Last year Lamborghini delivered 9233 cars, a new record. The US was the number one market with 2,721 cars delivered (US! US!) and overall sales were up 10 percent year-on-year. Even the Aventador had a record year (753 cars), although production ended last September. Like former Dolphins running back Ricky Williams, the Aventador retired at the peak of its capabilities — in this case, the ability to get the nouveau riche to part with hundreds of thousands of dollars for a car with a single-clutch automatic transmission. The most popular Lambo? We regret to inform you that it was the Urus.
Bentley delivered 15,174 cars in 2022, beating 2021’s 14,658 cars, which also set a new record. At this rate, there will soon be more real Bentleys than dogs named Bentleys, which is saying something 15th most popular name for males last year. America was Bentley’s biggest market, and while Bentley doesn’t very charitably break out the most important country on those two continents, we’d bet it’s “USA! USA!” rhymes. and is not Uruguay. The most popular Bentley model? We are very sad to report that it was the Bentayga.

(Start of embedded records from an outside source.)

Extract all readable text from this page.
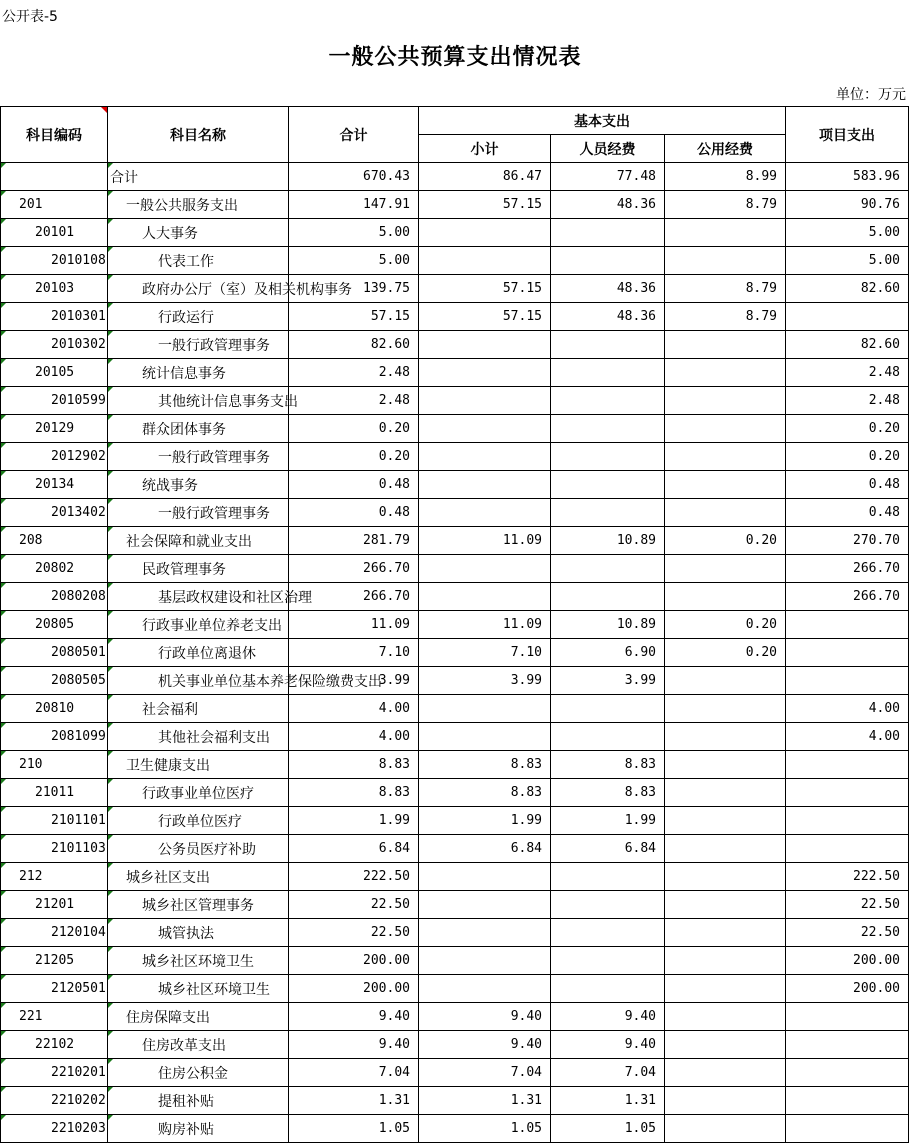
公开表-5
一般公共预算支出情况表
单位：万元
科目编码	科目名称	合计	基本支出			项目支出
			小计	人员经费	公用经费	

	合计	670.43	86.47	77.48	8.99	583.96
201	一般公共服务支出	147.91	57.15	48.36	8.79	90.76
20101	人大事务	5.00				5.00
2010108	代表工作	5.00				5.00
20103	政府办公厅（室）及相关机构事务	139.75	57.15	48.36	8.79	82.60
2010301	行政运行	57.15	57.15	48.36	8.79	
2010302	一般行政管理事务	82.60				82.60
20105	统计信息事务	2.48				2.48
2010599	其他统计信息事务支出	2.48				2.48
20129	群众团体事务	0.20				0.20
2012902	一般行政管理事务	0.20				0.20
20134	统战事务	0.48				0.48
2013402	一般行政管理事务	0.48				0.48
208	社会保障和就业支出	281.79	11.09	10.89	0.20	270.70
20802	民政管理事务	266.70				266.70
2080208	基层政权建设和社区治理	266.70				266.70
20805	行政事业单位养老支出	11.09	11.09	10.89	0.20	
2080501	行政单位离退休	7.10	7.10	6.90	0.20	
2080505	机关事业单位基本养老保险缴费支出	3.99	3.99	3.99		
20810	社会福利	4.00				4.00
2081099	其他社会福利支出	4.00				4.00
210	卫生健康支出	8.83	8.83	8.83		
21011	行政事业单位医疗	8.83	8.83	8.83		
2101101	行政单位医疗	1.99	1.99	1.99		
2101103	公务员医疗补助	6.84	6.84	6.84		
212	城乡社区支出	222.50				222.50
21201	城乡社区管理事务	22.50				22.50
2120104	城管执法	22.50				22.50
21205	城乡社区环境卫生	200.00				200.00
2120501	城乡社区环境卫生	200.00				200.00
221	住房保障支出	9.40	9.40	9.40		
22102	住房改革支出	9.40	9.40	9.40		
2210201	住房公积金	7.04	7.04	7.04		
2210202	提租补贴	1.31	1.31	1.31		
2210203	购房补贴	1.05	1.05	1.05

Elsewhere on the island surrounded by Europe but is not part of it, Rolls-Royce sold 6,021 of its ultra-comfortable vehicles in 2022, also a record. Rolls also boasts that, as well as selling a bunch of cars, this mix included a lot of really expensive cars from its bespoke outfit, saying: “Commissions were also at record levels last year, with requests from our customers becoming ever more imaginative and technically sophisticated “. Is it us, or do we detect a hint of desperation in this statement? “Mom, I’ll just be heartbroken if you don’t buy me one Rolls Royce boat tail and a pony with six legs!”
Rolls says the average bespoke car costs half a million euros, to which we say try harder, rich people. Rolls is reticent about how much money it’s made, but it seems like it’s telling us after a third glass of wine that “the brand will make a meaningful contribution to its major shareholder.” That would be one Chester P. Larvae-Smoot, Lord Duke of Underbottom, the sophisticated but ultimately kind-hearted aristocrat who won Rolls-Royce in a 2003 game of snooker. Wait a minute, sorry – no, you’re talking about BMW. They say they send money home to Germany, and they should. The most popular Rolls-Royce of the past year, we hate to tell you, was the Cullinan.
As said, we are still awaiting figures from some other companies, but according to the latest reports (Mercedes Benz S Class sales increase of 24 percent at the end of the third quarter), things looked good. With all this good news, you might want to stop wondering if you can afford to buy one Lamborghini Huracan Tecnica and ask yourself if you can afford not to. But just try to be realistic about how great everything is going. Lamborghini’s 10 percent year-over-year sales increase is good, but not as good as the 15 percent increase in another record year, 2007.
This content is imported from OpenWeb. You may find the same content in a different format or more information on their website.